No matter how much the LLM fluctuates, if the Verifier correctly stops or correctly normalizes it, operations remain secure.


3. Minimal case format for operation

YAML is easier to read, but for portability, JSON is the best. Here, we assume JSON as the standard, and recommend an approach where you write in YAML and convert to JSON later if necessary.

3.1 Example JSON for a single case

{
  "name": "jit_access_missing_security_approval_degrade",
  "input": {
    "policy": {"policy_id": "iam-jit-access", "policy_version": "2026-01-20"},
    "access_request": {
      "request_id": "AR-2026-00077",
      "requester_user_id": "u-1234",
      "target_resource": "prod-db:billing",
      "requested_role": "db.readonly",
      "requested_duration_minutes": 60,
      "reason_code": "INCIDENT_RESPONSE",
      "incident_id": "INC-88921",
      "ticket_id": "T-2026-004512"
    },
    "approvals": {"manager_approved": true, "security_approved": false},
    "context": {"on_call": true, "break_glass": false},
    "evidence": {"runbook_id": "rbk-prod-db-read"}
  },
  "proposed_plan": {
    "actions": [
      {"name": "iam.grant_temporary_role", "params": {"user_id": "u-1234", "resource": "prod-db:billing", "role": "db.readonly", "duration_minutes": 60}},
      {"name": "iam.revoke_role", "params": {"user_id": "u-1234", "resource": "prod-db:billing", "role": "db.readonly"}}
    ]
  },
  "expect": {
    "verdict": "DEGRADE",
    "reasons": ["missing_security_approval"],
    "missing": ["approvals.security_approved"],
    "normalized_plan": []
  }
}

The points here are:

  • expect.normalized_plan is the "true executable plan" returned by the Verifier.
  • DEGRADE doesn't just "stop" the process; it returns machine-readable deficiencies (missing).

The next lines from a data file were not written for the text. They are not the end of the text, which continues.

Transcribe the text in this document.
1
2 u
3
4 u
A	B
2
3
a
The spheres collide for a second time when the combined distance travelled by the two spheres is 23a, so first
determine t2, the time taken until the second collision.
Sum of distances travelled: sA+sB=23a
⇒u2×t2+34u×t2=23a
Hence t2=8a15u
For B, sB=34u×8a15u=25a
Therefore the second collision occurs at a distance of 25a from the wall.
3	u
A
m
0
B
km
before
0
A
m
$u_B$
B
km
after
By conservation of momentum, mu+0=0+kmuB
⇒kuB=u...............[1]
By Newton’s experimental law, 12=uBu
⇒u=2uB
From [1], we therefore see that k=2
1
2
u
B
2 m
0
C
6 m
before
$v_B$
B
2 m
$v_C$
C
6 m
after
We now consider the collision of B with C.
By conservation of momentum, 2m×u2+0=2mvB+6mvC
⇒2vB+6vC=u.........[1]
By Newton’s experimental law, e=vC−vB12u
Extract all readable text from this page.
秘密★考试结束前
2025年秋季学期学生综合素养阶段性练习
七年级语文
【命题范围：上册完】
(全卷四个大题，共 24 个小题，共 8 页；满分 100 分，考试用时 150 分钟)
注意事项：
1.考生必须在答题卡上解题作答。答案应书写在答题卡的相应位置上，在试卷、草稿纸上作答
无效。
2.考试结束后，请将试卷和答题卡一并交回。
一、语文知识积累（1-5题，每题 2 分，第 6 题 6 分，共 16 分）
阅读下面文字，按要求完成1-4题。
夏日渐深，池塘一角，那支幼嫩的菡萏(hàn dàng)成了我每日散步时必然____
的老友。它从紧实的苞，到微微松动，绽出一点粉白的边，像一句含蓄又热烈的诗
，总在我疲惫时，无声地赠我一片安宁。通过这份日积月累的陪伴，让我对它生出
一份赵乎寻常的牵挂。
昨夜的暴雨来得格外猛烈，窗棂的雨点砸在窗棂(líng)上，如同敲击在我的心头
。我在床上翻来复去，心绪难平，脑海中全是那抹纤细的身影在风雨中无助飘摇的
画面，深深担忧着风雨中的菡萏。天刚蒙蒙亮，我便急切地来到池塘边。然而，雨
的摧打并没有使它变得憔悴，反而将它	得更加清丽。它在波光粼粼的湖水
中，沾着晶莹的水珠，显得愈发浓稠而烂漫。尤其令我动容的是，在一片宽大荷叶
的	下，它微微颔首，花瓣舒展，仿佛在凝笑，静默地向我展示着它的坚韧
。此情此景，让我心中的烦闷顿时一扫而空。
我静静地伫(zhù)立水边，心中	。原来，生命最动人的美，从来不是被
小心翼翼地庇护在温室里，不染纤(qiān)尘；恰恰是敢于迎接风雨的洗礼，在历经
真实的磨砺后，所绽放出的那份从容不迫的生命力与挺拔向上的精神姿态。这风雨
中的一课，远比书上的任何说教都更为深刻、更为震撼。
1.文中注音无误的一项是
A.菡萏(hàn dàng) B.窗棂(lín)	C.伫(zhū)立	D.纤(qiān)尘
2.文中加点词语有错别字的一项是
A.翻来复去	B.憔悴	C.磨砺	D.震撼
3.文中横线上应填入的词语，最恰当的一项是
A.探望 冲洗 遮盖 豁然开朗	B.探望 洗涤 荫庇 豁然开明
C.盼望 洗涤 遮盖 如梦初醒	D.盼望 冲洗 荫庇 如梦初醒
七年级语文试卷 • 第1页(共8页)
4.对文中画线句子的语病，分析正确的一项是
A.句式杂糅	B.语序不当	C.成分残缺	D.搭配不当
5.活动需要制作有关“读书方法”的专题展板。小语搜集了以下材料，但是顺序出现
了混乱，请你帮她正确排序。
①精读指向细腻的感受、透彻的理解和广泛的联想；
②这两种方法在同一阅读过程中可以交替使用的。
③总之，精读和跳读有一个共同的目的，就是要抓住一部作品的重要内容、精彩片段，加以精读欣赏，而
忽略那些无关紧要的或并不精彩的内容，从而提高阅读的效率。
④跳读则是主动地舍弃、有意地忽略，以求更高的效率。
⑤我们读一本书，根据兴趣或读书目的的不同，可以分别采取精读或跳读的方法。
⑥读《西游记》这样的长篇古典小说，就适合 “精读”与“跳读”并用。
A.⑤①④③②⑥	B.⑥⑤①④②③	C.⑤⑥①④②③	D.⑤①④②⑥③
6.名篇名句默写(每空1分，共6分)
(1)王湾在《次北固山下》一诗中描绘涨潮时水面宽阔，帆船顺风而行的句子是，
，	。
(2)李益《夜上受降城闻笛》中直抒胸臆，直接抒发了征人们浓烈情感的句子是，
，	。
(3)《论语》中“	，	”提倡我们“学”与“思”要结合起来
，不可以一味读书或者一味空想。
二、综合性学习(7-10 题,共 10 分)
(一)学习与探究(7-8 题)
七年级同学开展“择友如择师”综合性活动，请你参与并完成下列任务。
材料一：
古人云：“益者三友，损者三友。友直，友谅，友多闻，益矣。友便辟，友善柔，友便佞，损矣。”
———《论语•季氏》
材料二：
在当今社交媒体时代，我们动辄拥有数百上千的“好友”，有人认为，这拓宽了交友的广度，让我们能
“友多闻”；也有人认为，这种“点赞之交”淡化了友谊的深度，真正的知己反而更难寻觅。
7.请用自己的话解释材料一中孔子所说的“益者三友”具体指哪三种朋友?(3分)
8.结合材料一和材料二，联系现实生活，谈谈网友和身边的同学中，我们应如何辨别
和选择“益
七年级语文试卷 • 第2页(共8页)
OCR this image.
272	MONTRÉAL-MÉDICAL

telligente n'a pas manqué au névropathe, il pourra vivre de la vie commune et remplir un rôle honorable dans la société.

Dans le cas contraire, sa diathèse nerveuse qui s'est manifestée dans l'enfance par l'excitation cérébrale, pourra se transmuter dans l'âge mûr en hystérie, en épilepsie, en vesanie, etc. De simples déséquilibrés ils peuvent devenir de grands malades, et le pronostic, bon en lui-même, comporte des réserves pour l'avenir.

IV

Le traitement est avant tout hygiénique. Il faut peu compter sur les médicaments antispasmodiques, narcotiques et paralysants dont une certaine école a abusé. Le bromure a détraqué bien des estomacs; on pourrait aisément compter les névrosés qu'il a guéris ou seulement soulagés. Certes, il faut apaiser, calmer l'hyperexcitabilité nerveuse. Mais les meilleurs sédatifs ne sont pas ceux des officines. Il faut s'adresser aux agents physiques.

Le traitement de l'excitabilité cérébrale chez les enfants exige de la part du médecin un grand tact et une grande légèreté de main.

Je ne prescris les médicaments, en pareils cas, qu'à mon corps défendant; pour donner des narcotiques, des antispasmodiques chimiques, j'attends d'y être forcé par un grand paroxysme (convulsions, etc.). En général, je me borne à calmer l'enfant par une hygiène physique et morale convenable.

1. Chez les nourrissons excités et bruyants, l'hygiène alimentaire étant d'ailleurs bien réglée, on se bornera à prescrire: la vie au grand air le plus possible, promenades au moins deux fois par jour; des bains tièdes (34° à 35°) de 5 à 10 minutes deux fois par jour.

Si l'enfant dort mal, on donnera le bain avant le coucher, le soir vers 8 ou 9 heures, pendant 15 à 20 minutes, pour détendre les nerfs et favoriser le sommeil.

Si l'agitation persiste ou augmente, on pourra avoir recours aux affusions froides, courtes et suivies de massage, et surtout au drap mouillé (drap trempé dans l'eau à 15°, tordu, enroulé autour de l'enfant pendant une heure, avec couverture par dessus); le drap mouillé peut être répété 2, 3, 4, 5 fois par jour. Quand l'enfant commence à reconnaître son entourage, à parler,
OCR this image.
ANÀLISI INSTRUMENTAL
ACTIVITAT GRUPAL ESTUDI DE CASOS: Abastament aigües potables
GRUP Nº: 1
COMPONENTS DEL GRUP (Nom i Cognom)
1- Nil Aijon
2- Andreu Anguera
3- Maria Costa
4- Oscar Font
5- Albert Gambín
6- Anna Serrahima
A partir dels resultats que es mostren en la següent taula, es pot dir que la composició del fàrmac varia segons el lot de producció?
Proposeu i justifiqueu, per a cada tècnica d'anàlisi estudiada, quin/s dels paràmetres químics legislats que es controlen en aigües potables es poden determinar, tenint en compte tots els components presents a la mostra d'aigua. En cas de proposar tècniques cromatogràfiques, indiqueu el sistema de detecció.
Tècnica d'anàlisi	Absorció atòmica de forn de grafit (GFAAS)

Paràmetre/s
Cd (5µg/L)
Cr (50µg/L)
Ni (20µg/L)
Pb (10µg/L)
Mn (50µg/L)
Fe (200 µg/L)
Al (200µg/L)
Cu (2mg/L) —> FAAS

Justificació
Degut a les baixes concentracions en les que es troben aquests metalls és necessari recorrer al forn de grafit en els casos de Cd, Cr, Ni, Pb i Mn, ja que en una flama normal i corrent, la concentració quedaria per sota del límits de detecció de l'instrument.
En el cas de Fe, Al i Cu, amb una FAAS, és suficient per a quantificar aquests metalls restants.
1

4. A template for "what 10 cases to choose"

Even if domains differ, the first 10 cases will mostly fall into the same pattern. Here is a rough recommended distribution.

4.1 Breakdown of the 10 cases (example)

  • ACCEPT: 3 cases

    • Normal case (minimal)
    • Normal case (near boundary, but OK)
    • Normal case requiring normalization (proposal → normalization → execution)
  • DEGRADE: 4 cases

    • Missing approval
    • Missing evidence
    • Undetermined state
    • Missing observation (SLO/metrics missing)
  • REJECT: 3 cases

    • Clear prohibition (privilege/SoD/legal hold, etc.)
    • Violation of deadline/time window
    • Inclusion of prohibited fields (process violation such as credit/personal information)

Fixing these 10 items creates the framework for operations.


5. 10 Golden Cases (Example: Choosing from four "hair-raising" operational tasks)

Below are 10 items that can be converted directly into cases, useful for thought experiments based on the "Typed Actions + Verifier" premise.
(The internal logic of the Verifier depends on company policy, but the "ways to break" are common.)

Since the case name and expected values are the stars here, the input is simplified. In practice, be sure to strictly define the schema.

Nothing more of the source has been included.